Subduction and atmospheric escape of Earth's seawater constrained by hydrogen isotopes

The hydrogen isotopic (D/H) ratio reflects the global cycling and evolution of water on Earth as it fractionates through planetary processes. We model the water cycle taking seafloor hydrothermal alteration, chemical alteration of continental crust, slab subduction, hydrogen escape from the early Earth, and degassing at mid-ocean ridges, hot spots, and arcs into account. The differences in D/H ratios between present-day oceans, oceanic and continental crust, and mantle are thought to reflect isotopic fractionation through seafloor alteration, chemical alteration, and slab dehydration. However, if the speed of plate tectonics has been nearly constant throughout Earth's history, the degassing and regassing rates are too small to reach the present-day D/H ratios.

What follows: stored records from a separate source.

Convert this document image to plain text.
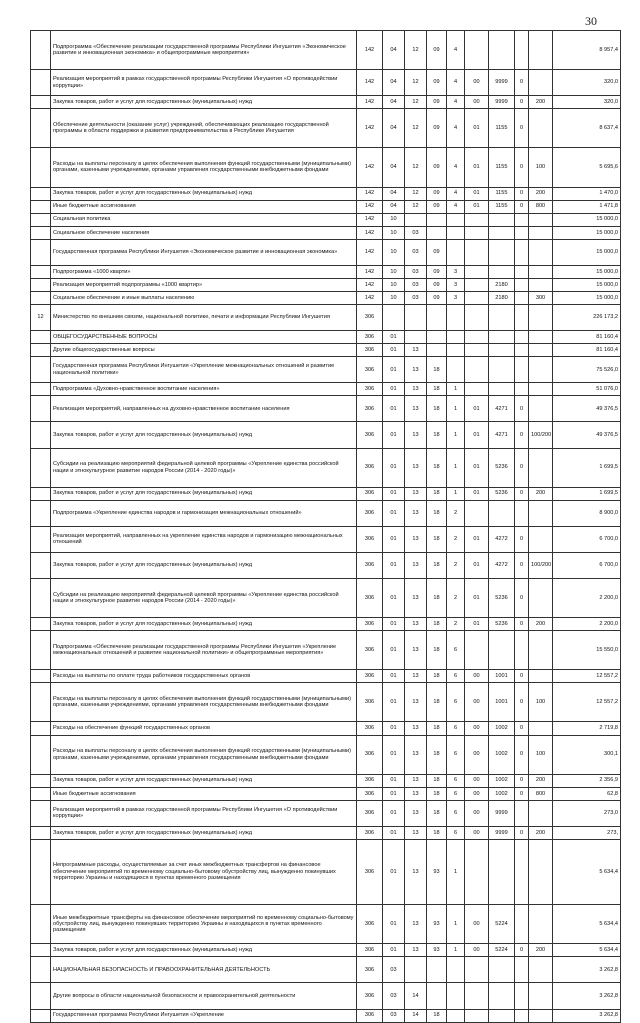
30
	Подпрограмма «Обеспечение реализации государственной программы Республики Ингушетия «Экономическое развитие и инновационная экономика» и общепрограммные мероприятия»	142	04	12	09	4					8 957,4
	Реализация мероприятий в рамках государственной программы Республики Ингушетия «О противодействии коррупции»	142	04	12	09	4	00	9999	0		320,0
	Закупка товаров, работ и услуг для государственных (муниципальных) нужд	142	04	12	09	4	00	9999	0	200	320,0
	Обеспечение деятельности (оказание услуг) учреждений, обеспечивающих реализацию государственной программы в области поддержки и развития предпринимательства в Республике Ингушетия	142	04	12	09	4	01	1155	0		8 637,4
	Расходы на выплаты персоналу в целях обеспечения выполнения функций государственными (муниципальными) органами, казенными учреждениями, органами управления государственными внебюджетными фондами	142	04	12	09	4	01	1155	0	100	5 695,6
	Закупка товаров, работ и услуг для государственных (муниципальных) нужд	142	04	12	09	4	01	1155	0	200	1 470,0
	Иные бюджетные ассигнования	142	04	12	09	4	01	1155	0	800	1 471,8
	Социальная политика	142	10								15 000,0
	Социальное обеспечение населения	142	10	03							15 000,0
	Государственная программа Республики Ингушетия «Экономическое развитие и инновационная экономика»	142	10	03	09						15 000,0
	Подпрограмма «1000 кварти»	142	10	03	09	3					15 000,0
	Реализация мероприятий подпрограммы «1000 квартир»	142	10	03	09	3		2180			15 000,0
	Социальное обеспечение и иные выплаты населению	142	10	03	09	3		2180		300	15 000,0
12	Министерство по внешним связям, национальной политике, печати и информации Республики Ингушетия	306									226 173,2
	ОБЩЕГОСУДАРСТВЕННЫЕ ВОПРОСЫ	306	01								81 160,4
	Другие общегосударственные вопросы	306	01	13							81 160,4
	Государственная программа Республики Ингушетия «Укрепление межнациональных отношений и развитие национальной политики»	306	01	13	18						75 526,0
	Подпрограмма «Духовно-нравственное воспитание населения»	306	01	13	18	1					51 076,0
	Реализация мероприятий, направленных на духовно-нравственное воспитание населения	306	01	13	18	1	01	4271	0		49 376,5
	Закупка товаров, работ и услуг для государственных (муниципальных) нужд	306	01	13	18	1	01	4271	0	100/200	49 376,5
	Субсидии на реализацию мероприятий федеральной целевой программы «Укрепление единства российской нации и этнокультурное развитие народов России (2014 - 2020 годы)»	306	01	13	18	1	01	5236	0		1 699,5
	Закупка товаров, работ и услуг для государственных (муниципальных) нужд	306	01	13	18	1	01	5236	0	200	1 699,5
	Подпрограмма «Укрепление единства народов и гармонизация межнациональных отношений»	306	01	13	18	2					8 900,0
	Реализация мероприятий, направленных на укрепление единства народов и гармонизацию межнациональных отношений	306	01	13	18	2	01	4272	0		6 700,0
	Закупка товаров, работ и услуг для государственных (муниципальных) нужд	306	01	13	18	2	01	4272	0	100/200	6 700,0
	Субсидии на реализацию мероприятий федеральной целевой программы «Укрепление единства российской нации и этнокультурное развитие народов России (2014 - 2020 годы)»	306	01	13	18	2	01	5236	0		2 200,0
	Закупка товаров, работ и услуг для государственных (муниципальных) нужд	306	01	13	18	2	01	5236	0	200	2 200,0
	Подпрограмма «Обеспечение реализации государственной программы Республики Ингушетия «Укрепление межнациональных отношений и развитие национальной политики» и общепрограммные мероприятия»	306	01	13	18	6					15 550,0
	Расходы на выплаты по оплате труда работников государственных органов	306	01	13	18	6	00	1001	0		12 557,2
	Расходы на выплаты персоналу в целях обеспечения выполнения функций государственными (муниципальными) органами, казенными учреждениями, органами управления государственными внебюджетными фондами	306	01	13	18	6	00	1001	0	100	12 557,2
	Расходы на обеспечение функций государственных органов	306	01	13	18	6	00	1002	0		2 719,8
	Расходы на выплаты персоналу в целях обеспечения выполнения функций государственными (муниципальными) органами, казенными учреждениями, органами управления государственными внебюджетными фондами	306	01	13	18	6	00	1002	0	100	300,1
	Закупка товаров, работ и услуг для государственных (муниципальных) нужд	306	01	13	18	6	00	1002	0	200	2 356,9
	Иные бюджетные ассигнования	306	01	13	18	6	00	1002	0	800	62,8
	Реализация мероприятий в рамках государственной программы Республики Ингушетия «О противодействии коррупции»	306	01	13	18	6	00	9999			273,0
	Закупка товаров, работ и услуг для государственных (муниципальных) нужд	306	01	13	18	6	00	9999	0	200	273,
	Непрограммные расходы, осуществляемые за счет иных межбюджетных трансфертов на финансовое обеспечение мероприятий по временному социально-бытовому обустройству лиц, вынужденно покинувших территорию Украины и находящихся в пунктах временного размещения	306	01	13	93	1					5 634,4
	Иные межбюджетные трансферты на финансовое обеспечение мероприятий по временному социально-бытовому обустройству лиц, вынужденно покинувших территорию Украины и находящихся в пунктах временного размещения	306	01	13	93	1	00	5224			5 634,4
	Закупка товаров, работ и услуг для государственных (муниципальных) нужд	306	01	13	93	1	00	5224	0	200	5 634,4
	НАЦИОНАЛЬНАЯ БЕЗОПАСНОСТЬ И ПРАВООХРАНИТЕЛЬНАЯ ДЕЯТЕЛЬНОСТЬ	306	03								3 262,8
	Другие вопросы в области национальной безопасности и правоохранительной деятельности	306	03	14							3 262,8
	Государственная программа Республики Ингушетия «Укрепление	306	03	14	18						3 262,8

We show that (a) hydrogen escape from reduced early atmosphere, (b) secular net regassing, or (c) faster plate tectonics on early Earth is needed to reproduce the present-day D/H ratios of the water reservoirs. The low D/H ratio of Archean seawater at 3.8 Ga has previously been interpreted as a signature of (a) hydrogen escape, but we find it can also be explained either by (b) secular net degassing or by (c) faster plate tectonics on early Earth. The rates of hydrogen escape from early Earth and secular regassing on present-day Earth are constrained to be lower than 2.1×1011 kg/yr and 3.9×1011 kg/yr. Consequently, the volume of water in the present-day mantle could result entirely from the regassing through Earth's history. In that case, the volume of initial oceans could be 2 to 3 times larger than that of current Earth. We suggest that, in addition to the D/H ratio of Archean seawater, identifying the D/H ratios of both seawater and mantle throughout Earth's history would allow to distinguish these evolutionary scenarios.